L’arrière-plan du récit est donc violent et dérangeant car il questionne la domination des hommes sur les femmes dans une ère de revendications légitimes d’un sexe peut-être enfin appelé à être qualifié de « fort ». Tout se passe comme si cet avènement des femmes, libres et insoumises, devait être contrebalancé par un déchaînement absurde de forces testostéronées. D’où ces drames, terribles, nés de ce déséquilibre, qui ponctuent le réel, et pas seulement la fiction. Quand les hommes se sentent menacés dans leur virilité, gare aux Amazones qui osent les défier.

« C’était la faute du monde occidental. Il faisait partie des perdants. Un de ces hommes blancs et inutiles, moqués et ridiculisés chaque jour par les femmes qui écrivaient dans les journaux. […] Elles se présentaient comme les opprimées qui se défendaient.

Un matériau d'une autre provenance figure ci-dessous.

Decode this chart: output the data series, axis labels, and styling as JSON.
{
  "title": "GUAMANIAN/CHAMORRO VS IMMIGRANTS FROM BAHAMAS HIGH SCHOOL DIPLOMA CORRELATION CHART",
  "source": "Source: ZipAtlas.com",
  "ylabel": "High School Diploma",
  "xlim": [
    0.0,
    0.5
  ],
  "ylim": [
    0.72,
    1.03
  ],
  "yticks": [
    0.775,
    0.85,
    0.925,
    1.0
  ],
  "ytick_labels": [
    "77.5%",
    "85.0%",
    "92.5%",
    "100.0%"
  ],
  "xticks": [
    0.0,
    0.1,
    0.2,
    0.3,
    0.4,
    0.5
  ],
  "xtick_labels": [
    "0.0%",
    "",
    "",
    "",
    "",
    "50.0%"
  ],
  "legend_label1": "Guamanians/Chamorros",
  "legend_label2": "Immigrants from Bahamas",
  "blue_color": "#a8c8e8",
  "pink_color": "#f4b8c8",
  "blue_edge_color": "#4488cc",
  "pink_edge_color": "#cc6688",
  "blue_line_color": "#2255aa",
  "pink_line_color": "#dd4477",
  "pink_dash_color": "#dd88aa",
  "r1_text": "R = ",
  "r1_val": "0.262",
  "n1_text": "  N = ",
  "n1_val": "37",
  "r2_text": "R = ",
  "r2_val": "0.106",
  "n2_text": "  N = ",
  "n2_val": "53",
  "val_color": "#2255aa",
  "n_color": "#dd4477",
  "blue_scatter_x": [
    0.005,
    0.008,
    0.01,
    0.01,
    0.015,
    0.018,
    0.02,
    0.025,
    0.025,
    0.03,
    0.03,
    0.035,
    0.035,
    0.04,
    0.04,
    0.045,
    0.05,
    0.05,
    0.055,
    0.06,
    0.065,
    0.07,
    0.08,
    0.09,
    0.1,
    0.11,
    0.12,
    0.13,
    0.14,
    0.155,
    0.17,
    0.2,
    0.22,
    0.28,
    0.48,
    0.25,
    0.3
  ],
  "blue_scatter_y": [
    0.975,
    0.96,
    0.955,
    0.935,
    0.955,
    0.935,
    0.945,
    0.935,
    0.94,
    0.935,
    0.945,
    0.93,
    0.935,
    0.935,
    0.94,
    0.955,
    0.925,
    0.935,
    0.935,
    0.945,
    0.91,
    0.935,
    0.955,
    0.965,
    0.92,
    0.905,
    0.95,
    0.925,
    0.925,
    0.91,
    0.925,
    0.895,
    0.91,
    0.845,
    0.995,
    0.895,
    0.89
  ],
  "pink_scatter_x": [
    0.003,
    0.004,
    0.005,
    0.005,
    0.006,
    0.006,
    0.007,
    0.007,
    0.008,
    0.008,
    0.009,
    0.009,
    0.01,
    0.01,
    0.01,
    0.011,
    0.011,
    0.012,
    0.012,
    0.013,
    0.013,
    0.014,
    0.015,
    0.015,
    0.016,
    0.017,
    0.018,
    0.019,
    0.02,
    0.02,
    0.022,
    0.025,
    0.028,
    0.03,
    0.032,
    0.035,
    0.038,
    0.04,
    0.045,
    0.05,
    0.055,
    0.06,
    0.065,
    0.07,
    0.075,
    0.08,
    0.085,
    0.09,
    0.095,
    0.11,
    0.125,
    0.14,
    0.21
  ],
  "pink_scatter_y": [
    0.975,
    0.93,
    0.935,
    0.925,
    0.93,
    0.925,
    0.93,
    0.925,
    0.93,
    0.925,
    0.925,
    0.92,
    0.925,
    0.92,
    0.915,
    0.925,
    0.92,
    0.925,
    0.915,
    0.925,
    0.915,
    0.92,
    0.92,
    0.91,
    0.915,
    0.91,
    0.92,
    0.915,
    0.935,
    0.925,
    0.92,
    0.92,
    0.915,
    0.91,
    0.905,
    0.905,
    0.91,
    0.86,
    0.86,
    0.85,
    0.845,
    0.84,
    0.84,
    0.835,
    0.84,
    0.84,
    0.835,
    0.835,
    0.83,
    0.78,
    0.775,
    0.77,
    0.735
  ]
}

Mais qui avait le plus de pouvoir ? » (p.307)

« ce qui allait suivre maintenant, c’était une vengeance. Contre les femmes qui lui avaient refusé l’accès à leur corps, contre les hommes lâches qui s’étaient moqués de lui, contre la Suède, contre le monde entier. » (p.344)

Féminicide est donc aussi et surtout peut-être un roman social, un roman engagé qui dénonce le sort de ces femmes malmenées par des hommes à l’ego mal placé…


Féminicide, Pascal ENGMAN, traduit du suédois par Catherine Renaud, éditions NOUVEAU MONDE, 2024, 443 pages, 22€.